Achieving Relationship Excellence

Every businessperson wants to win clients for life and for a good reason: It costs energy, time, and money to gain a prospect’s awareness, win his attention, convince him of your benefits, and bring him into your business circle through an initial sale. If that first sale is the only sale you ever make with the prospect, your sales investment has only a one-time payoff. But if that client buys from you on a repeated basis — and refers others to you as well — your investment grows with each transaction and money-making opportunity.

The key to winning clients for life is to avoid suffering defections, such as when a customer decides to buy or sell with another agent or when a client doesn’t join your referral team.

Professionals in other businesses sometimes have an easier time keeping clients in their business circles simply because they have more opportunities to see and serve their customers. For instance, a car dealership sells a car and then, even if the buyer doesn’t purchase another car for an entire decade, the dealership has the opportunity to see the customer face to face every time the vehicle is due for service, oil changes, or tire rotations. Like a car salesperson, a real estate agent makes big sales to clients on an infrequent basis. The difference is that in real estate, after-the-sale service isn’t automatic. You have to create strategies to keep in contact with your clients and to continually remind them of the value you deliver.

As a real estate agent, your success depends on the quality and durability of the relationships you build with your clients, and the one and only way to build solid, enduring relationships is to deliver excellent, unrivaled service.

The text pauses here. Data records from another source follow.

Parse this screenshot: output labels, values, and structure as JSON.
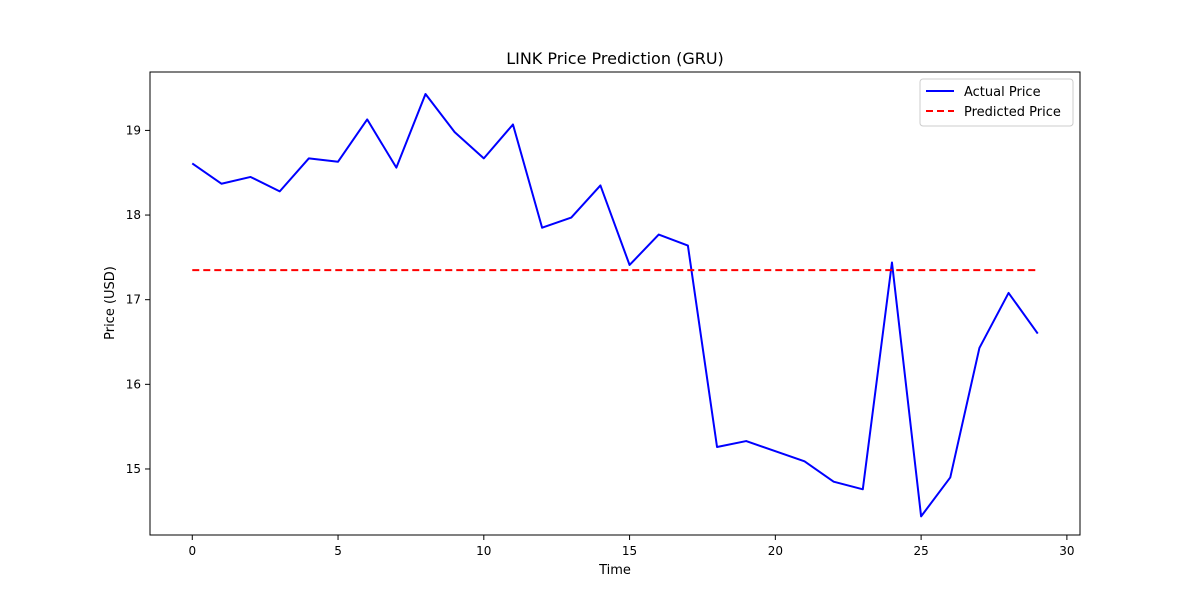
{
  "chart_data": {
    "type": "line",
    "title": "LINK Price Prediction (GRU)",
    "xlabel": "Time",
    "ylabel": "Price (USD)",
    "xlim": [
      -1.45,
      30.45
    ],
    "ylim": [
      14.22,
      19.69
    ],
    "xticks": [
      0,
      5,
      10,
      15,
      20,
      25,
      30
    ],
    "yticks": [
      15,
      16,
      17,
      18,
      19
    ],
    "grid": false,
    "legend_position": "top-right",
    "series": [
      {
        "name": "Actual Price",
        "color": "#0000ff",
        "style": "solid",
        "x": [
          0,
          1,
          2,
          3,
          4,
          5,
          6,
          7,
          8,
          9,
          10,
          11,
          12,
          13,
          14,
          15,
          16,
          17,
          18,
          19,
          20,
          21,
          22,
          23,
          24,
          25,
          26,
          27,
          28,
          29
        ],
        "values": [
          18.61,
          18.37,
          18.45,
          18.28,
          18.67,
          18.63,
          19.13,
          18.56,
          19.43,
          18.98,
          18.67,
          19.07,
          17.85,
          17.97,
          18.35,
          17.41,
          17.77,
          17.64,
          15.26,
          15.33,
          15.21,
          15.09,
          14.85,
          14.76,
          17.44,
          14.44,
          14.9,
          16.43,
          17.08,
          16.6
        ]
      },
      {
        "name": "Predicted Price",
        "color": "#ff0000",
        "style": "dashed",
        "x": [
          0,
          1,
          2,
          3,
          4,
          5,
          6,
          7,
          8,
          9,
          10,
          11,
          12,
          13,
          14,
          15,
          16,
          17,
          18,
          19,
          20,
          21,
          22,
          23,
          24,
          25,
          26,
          27,
          28,
          29
        ],
        "values": [
          17.35,
          17.35,
          17.35,
          17.35,
          17.35,
          17.35,
          17.35,
          17.35,
          17.35,
          17.35,
          17.35,
          17.35,
          17.35,
          17.35,
          17.35,
          17.35,
          17.35,
          17.35,
          17.35,
          17.35,
          17.35,
          17.35,
          17.35,
          17.35,
          17.35,
          17.35,
          17.35,
          17.35,
          17.35,
          17.35
        ]
      }
    ]
  }
}
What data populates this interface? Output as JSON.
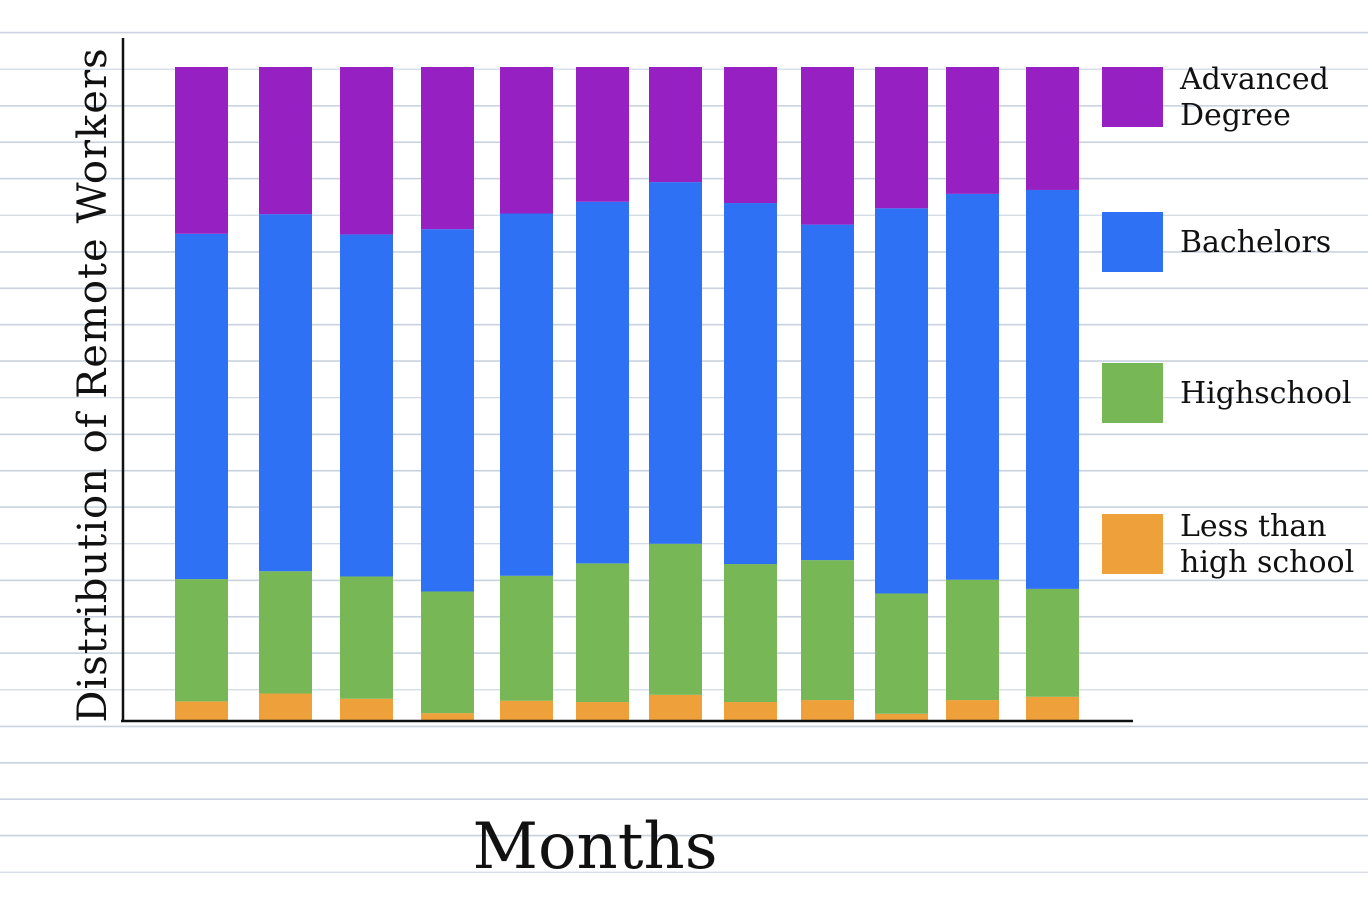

To be an outstanding agent you need to lavish your clients with service that exceeds their expectations. The challenge is that not all clients expect or want the same kind of service. What constitutes excellent service to one client may seem inadequate or even like overkill to another. You may not believe it, but an agent could sell a client’s home in less than one week, at full price, and still have a dissatisfied customer due to some action during the negotiation, inspection, or closing that simply didn’t match with the client’s service expectations. To avoid service mismatches, figure out each person’s service expectations

  • Find out each person’s service expectations
  • Customize and personalize your service delivery
  • Never become complacent

Some agents are successful in spite of their arrogant approach to service delivery. Rather than focusing on customized service and long-term relationships, these agents prefer to serve a stream of here-today-gone-tomorrow clients that they acquire through relentless prospecting and high-volume lead development. While this approach does create sales, it does not build business for the future. This approach creates fewer referrals and less leverage, so the agent will need to prospect relentlessly during their whole career.

As an agent, your prospect universe is limited, and your customers aren’t apt to become repeat customers unless you treat them with the kind of unparalleled, consistent, and customized service that turns them into clients for life.